他顿了顿:“徐康欲西征凉州,我取上谷郡,正可牵制其河套兵力。待其与韩遂、马腾两败俱伤,我再南下关中,则大事可成。”
徐晃热血沸腾:“末将愿为先锋!”
“不急。”曹操摆手,“先按仲达之策,行九品中正,结好世家。同时派细作入上谷郡,联络匈奴残部、鲜卑残部,及乌桓豪帅。待秋高马肥,再一举北上。”
晋阳城贴出告示:天子诏,设“并州中正官”,品评士人,分九等授官。太原王氏家主王凌被聘为大中正,一时间,并州世家子弟纷纷投递行状,争相品评。

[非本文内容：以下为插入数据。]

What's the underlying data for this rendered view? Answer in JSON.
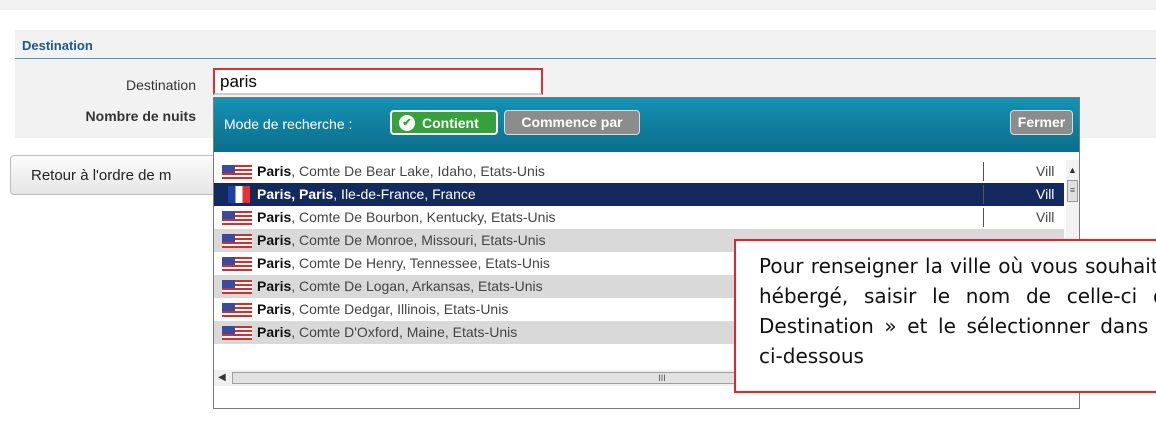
{
  "section": {
    "title": "Destination",
    "destination_label": "Destination",
    "destination_value": "paris",
    "nights_label": "Nombre de nuits"
  },
  "retour_button": "Retour à l'ordre de m",
  "dropdown": {
    "mode_label": "Mode de recherche :",
    "contient_label": "Contient",
    "commence_label": "Commence par",
    "fermer_label": "Fermer",
    "results": [
      {
        "flag": "us-flag-icon",
        "match": "Paris",
        "rest": ", Comte De Bear Lake, Idaho, Etats-Unis",
        "type": "Vill"
      },
      {
        "flag": "fr-flag-icon",
        "match": "Paris, Paris",
        "rest": ", Ile-de-France, France",
        "type": "Vill",
        "selected": true
      },
      {
        "flag": "us-flag-icon",
        "match": "Paris",
        "rest": ", Comte De Bourbon, Kentucky, Etats-Unis",
        "type": "Vill"
      },
      {
        "flag": "us-flag-icon",
        "match": "Paris",
        "rest": ", Comte De Monroe, Missouri, Etats-Unis",
        "type": ""
      },
      {
        "flag": "us-flag-icon",
        "match": "Paris",
        "rest": ", Comte De Henry, Tennessee, Etats-Unis",
        "type": ""
      },
      {
        "flag": "us-flag-icon",
        "match": "Paris",
        "rest": ", Comte De Logan, Arkansas, Etats-Unis",
        "type": ""
      },
      {
        "flag": "us-flag-icon",
        "match": "Paris",
        "rest": ", Comte Dedgar, Illinois, Etats-Unis",
        "type": ""
      },
      {
        "flag": "us-flag-icon",
        "match": "Paris",
        "rest": ", Comte D'Oxford, Maine, Etats-Unis",
        "type": ""
      }
    ],
    "hscroll_thumb": "III"
  },
  "tooltip": {
    "text": "Pour renseigner la ville où vous souhaitez être hébergé, saisir le nom de celle-ci dans « Destination » et le sélectionner dans la liste ci-dessous"
  },
  "colors": {
    "header_teal": "#1592b4",
    "selected_row": "#142a5e",
    "contient_green": "#36a13c",
    "tooltip_border": "#e02626"
  }
}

同月,曹操次子曹彰迎娶王氏女,婚礼盛大,并州豪族齐聚。曹操当众宣布:“凡九品中正所评上等者,不论门第,皆可入丞相府为吏,或授郡县官职。”
消息传至洛阳,徐康正在批阅各州春耕奏报。
贾诩摇头:“曹操此举,实为与主公争夺士人之心。九品中正,看似公平,实则中正官皆世家出身,品评必偏私。长此以往,寒门永无出头之日。”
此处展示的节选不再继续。